L’enfer évoque immédiatement les flammes éternelles, les supplices interminables, la souffrance physique à la limite de l’insupportable. Et s’il existait une punition pire que la douleur corporelle? C’est ce que l’on découvre dans Huis clos, la célèbre pièce de Jean-Paul Sartre, montée au Théâtre du Nouveau Monde (TNM) par Lorraine Pintal et solidement interprétée par Patrice Robitaille, Julie Le Breton et Pascale Bussières.
Trois personnages, trois morts, trois condamnés aux flammes éternelles de l’enfer. Mais l’enfer, n’est-ce pas plutôt le fait d’être irrémédiablement condamné à subir ses compagnons, à se débattre avec ses pensées? C’est ce que découvriront bien assez tôt Garcin (Robitaille), journaliste et déserteur, Inès (Bussières), responsable du meurtre du mari de son amante, et Estelle (Le Breton), coupable d’avoir tué son propre enfant. Au sein d’un décor épuré – une cage dont on ne voit que les barreaux formant la pièce où les trois protagonistes sont enfermés pour l’éternité – les trois acteurs se donnent la réplique avec une vivacité et une intensité presque insoutenable.
Rien n’est simple, surtout pas en enfer, et si les personnages pénètrent en ce lieu maudit en croyant maintenir de fausses apparences, ils auront tôt fait de laisser tomber leur masque. Impossible de dormir, impossible de penser à autre chose, impossible de fuir. Rapidement, des liens et des relations se créeront entre Garcin, Inès et Estelle, chacun voulant profiter de l’autre; ils se rendront cependant rapidement compte qu’il ne sert à rien d’orchestrer de vastes machinations. Après tout, ils sont en enfer pour y rester.
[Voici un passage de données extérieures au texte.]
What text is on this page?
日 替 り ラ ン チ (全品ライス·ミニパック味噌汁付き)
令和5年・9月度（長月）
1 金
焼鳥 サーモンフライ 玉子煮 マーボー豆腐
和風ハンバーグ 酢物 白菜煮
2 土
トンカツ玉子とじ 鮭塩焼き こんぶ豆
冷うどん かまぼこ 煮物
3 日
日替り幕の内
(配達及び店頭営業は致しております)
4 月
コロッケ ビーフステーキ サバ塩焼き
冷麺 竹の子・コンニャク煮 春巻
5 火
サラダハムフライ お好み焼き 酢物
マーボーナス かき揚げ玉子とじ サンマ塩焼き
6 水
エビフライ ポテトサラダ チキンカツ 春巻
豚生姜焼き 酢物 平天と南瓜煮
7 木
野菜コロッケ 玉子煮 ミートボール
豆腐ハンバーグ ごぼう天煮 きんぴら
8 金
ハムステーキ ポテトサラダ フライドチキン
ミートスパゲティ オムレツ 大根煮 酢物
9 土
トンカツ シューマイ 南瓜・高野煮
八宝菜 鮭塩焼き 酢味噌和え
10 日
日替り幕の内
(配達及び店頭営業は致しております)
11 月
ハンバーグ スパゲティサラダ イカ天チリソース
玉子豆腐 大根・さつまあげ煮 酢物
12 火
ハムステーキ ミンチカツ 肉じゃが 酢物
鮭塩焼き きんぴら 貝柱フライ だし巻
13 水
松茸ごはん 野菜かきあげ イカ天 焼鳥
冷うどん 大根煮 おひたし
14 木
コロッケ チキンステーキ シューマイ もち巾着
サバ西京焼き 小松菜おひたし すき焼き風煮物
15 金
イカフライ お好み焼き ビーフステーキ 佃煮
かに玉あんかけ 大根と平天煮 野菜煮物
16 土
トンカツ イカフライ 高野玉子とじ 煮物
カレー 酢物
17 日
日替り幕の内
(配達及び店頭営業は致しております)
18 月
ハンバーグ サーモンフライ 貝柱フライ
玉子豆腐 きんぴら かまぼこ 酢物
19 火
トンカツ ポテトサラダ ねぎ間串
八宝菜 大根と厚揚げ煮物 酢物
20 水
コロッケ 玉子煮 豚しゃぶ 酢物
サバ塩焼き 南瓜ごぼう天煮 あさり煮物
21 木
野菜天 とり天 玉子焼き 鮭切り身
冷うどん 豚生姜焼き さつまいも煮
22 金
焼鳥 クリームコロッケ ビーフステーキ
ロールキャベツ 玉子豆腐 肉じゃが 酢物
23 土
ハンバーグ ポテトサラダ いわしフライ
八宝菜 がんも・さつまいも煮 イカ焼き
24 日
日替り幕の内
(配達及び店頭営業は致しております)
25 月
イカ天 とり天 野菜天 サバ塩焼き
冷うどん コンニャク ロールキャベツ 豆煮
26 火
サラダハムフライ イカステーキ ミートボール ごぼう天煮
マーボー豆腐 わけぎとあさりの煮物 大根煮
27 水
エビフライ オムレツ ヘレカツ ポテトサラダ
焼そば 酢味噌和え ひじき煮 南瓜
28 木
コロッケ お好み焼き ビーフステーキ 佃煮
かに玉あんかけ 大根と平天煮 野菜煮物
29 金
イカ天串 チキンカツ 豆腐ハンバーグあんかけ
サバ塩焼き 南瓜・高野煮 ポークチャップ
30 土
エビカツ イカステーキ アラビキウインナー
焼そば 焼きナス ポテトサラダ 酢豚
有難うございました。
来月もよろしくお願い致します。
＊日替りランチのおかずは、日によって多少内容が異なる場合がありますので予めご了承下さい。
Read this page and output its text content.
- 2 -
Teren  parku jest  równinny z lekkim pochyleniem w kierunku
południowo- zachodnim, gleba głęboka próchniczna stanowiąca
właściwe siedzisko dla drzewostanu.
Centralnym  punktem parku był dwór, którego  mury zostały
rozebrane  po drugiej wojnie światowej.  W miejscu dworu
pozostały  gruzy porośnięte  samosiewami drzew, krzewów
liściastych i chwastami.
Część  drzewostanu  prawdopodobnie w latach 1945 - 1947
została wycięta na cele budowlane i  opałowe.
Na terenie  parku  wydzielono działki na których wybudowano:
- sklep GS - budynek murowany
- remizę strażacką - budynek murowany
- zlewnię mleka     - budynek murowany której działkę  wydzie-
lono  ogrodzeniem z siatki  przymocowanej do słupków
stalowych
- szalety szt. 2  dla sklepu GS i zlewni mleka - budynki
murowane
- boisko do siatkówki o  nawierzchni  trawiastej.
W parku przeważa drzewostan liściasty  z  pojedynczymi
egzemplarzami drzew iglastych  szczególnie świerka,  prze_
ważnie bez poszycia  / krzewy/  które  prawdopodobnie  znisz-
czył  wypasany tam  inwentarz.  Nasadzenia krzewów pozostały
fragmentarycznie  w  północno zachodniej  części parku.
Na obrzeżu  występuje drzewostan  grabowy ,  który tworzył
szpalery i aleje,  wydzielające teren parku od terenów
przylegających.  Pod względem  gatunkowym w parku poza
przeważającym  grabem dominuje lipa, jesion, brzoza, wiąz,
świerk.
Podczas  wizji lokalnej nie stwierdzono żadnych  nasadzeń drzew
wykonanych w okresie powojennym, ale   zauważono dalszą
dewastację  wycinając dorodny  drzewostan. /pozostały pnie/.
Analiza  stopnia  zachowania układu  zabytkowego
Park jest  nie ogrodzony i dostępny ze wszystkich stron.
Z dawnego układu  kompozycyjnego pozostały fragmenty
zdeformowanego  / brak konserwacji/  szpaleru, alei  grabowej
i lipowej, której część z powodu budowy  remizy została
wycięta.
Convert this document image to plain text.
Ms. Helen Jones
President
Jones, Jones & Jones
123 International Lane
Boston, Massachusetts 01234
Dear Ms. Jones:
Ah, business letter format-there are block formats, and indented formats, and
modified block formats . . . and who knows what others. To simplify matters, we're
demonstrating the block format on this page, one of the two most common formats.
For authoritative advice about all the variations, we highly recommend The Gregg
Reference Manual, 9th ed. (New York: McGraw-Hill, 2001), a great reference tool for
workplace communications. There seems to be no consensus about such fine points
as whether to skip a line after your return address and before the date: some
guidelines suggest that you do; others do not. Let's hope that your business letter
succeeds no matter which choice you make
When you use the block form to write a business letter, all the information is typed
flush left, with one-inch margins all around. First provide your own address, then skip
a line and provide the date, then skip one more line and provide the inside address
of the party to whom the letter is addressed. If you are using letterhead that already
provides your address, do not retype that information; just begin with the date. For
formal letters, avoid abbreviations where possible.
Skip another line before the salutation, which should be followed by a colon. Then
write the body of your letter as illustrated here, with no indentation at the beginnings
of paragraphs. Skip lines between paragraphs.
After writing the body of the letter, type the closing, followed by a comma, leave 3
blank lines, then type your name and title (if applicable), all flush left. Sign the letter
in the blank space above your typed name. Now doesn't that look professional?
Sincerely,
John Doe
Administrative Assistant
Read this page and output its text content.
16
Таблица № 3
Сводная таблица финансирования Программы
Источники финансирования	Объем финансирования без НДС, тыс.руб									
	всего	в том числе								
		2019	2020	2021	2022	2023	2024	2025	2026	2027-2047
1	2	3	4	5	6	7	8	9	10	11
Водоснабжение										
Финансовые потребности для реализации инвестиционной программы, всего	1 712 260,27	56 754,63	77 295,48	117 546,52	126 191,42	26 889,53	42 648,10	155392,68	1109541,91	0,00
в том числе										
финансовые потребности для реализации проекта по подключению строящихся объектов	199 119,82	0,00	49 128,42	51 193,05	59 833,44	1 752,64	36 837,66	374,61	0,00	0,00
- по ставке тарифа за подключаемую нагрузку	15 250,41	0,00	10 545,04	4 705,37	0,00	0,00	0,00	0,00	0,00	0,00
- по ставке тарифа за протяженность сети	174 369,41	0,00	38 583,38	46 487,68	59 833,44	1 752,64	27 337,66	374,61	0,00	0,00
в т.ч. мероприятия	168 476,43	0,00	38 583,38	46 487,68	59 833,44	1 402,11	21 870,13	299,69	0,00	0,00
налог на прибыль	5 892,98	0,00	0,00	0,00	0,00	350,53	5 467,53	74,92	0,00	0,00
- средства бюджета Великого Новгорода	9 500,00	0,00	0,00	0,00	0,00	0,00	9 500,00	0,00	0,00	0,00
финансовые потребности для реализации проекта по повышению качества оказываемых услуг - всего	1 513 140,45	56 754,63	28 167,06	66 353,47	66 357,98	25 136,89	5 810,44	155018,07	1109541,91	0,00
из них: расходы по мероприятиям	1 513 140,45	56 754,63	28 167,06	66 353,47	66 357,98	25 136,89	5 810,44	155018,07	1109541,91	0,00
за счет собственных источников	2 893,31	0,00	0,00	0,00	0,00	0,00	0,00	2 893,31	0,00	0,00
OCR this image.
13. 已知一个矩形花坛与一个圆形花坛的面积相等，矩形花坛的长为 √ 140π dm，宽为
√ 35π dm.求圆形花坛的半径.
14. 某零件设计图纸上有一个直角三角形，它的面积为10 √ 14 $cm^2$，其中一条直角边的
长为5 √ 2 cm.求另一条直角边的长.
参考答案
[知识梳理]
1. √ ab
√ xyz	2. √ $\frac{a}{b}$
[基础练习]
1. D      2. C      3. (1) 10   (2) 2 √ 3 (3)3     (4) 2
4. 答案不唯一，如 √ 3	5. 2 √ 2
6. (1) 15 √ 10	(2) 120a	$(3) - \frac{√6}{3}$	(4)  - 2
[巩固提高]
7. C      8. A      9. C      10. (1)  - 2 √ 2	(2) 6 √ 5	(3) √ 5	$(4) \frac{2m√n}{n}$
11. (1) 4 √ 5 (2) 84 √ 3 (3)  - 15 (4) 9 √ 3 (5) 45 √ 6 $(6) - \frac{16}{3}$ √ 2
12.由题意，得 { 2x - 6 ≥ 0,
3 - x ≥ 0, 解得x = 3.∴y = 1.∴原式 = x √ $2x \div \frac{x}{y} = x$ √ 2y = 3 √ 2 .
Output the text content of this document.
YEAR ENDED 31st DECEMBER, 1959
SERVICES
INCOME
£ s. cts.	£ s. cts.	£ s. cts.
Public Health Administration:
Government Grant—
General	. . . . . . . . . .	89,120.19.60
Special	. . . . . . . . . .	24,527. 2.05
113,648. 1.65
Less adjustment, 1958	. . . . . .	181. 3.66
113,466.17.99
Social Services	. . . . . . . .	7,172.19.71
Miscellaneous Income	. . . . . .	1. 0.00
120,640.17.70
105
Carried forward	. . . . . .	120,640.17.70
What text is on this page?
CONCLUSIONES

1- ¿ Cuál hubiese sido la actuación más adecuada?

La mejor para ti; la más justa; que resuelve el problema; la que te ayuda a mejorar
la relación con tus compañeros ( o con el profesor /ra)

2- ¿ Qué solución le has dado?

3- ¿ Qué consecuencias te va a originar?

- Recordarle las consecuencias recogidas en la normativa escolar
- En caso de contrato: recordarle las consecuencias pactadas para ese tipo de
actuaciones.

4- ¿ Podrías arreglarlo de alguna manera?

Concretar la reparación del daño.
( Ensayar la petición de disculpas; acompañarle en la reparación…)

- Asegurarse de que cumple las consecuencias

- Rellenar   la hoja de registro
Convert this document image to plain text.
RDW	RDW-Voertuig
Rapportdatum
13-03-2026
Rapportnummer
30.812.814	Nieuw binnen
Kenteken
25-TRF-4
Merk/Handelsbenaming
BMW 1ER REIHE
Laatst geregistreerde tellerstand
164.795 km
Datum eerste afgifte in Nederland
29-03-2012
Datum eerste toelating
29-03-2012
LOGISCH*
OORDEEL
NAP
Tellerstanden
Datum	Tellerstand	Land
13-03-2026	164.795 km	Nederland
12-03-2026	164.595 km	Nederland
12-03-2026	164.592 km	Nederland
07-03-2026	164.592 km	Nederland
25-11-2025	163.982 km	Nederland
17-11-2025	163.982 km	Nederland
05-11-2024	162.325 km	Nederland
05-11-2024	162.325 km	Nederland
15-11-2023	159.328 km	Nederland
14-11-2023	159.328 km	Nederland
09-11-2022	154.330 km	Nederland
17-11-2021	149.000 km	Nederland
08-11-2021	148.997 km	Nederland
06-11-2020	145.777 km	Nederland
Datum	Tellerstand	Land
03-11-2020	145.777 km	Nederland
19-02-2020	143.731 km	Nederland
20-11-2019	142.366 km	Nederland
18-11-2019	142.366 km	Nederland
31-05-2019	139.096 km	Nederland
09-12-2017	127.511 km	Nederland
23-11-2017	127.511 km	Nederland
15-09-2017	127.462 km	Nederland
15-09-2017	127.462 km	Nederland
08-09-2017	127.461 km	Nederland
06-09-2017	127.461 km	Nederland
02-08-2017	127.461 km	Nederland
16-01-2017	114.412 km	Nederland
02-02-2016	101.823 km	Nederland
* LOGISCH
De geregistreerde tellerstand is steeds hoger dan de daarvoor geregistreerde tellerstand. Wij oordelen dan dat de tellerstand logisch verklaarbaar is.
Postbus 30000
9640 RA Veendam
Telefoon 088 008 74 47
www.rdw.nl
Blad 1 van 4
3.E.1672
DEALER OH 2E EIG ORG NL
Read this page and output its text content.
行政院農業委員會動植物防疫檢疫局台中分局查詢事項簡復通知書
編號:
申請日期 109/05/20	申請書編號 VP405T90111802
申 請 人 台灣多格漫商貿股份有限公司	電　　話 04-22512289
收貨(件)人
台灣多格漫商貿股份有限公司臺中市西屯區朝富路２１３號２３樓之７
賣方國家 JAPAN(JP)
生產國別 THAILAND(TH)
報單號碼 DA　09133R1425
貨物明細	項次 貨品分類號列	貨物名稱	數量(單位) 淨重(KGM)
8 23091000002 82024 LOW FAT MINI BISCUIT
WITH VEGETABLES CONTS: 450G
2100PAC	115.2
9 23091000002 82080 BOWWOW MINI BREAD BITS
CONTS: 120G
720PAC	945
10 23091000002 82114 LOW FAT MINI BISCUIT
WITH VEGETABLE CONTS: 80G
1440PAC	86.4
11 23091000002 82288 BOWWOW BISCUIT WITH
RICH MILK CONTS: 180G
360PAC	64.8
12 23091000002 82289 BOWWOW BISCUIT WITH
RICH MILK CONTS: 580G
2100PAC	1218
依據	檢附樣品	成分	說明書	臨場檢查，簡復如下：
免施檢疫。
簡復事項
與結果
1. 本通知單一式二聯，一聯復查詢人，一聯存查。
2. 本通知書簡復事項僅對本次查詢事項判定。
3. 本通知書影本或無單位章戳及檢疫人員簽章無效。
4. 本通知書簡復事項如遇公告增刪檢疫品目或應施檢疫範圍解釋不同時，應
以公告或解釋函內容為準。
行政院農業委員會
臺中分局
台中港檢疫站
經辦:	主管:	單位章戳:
Les dialogues de Sartre sont lourds de sens, et l’interprétation est juste et livrée avec un talent certain. C’est d’ailleurs l’occasion de découvrir toute l’étendue du registre de Patric Robitaille, qui nous a surtout habitué à des rôles au langage plus châtié. Une mention spéciale, également, à Sébastien Dodge, dans le rôle du Garçon. Son énigmatique personnage en déstabilisera plus d’un.
Une pièce à voir, donc, pour exercer quelque peu ses synapses.
Huis clos, au TNM, jusqu’au 3 avril.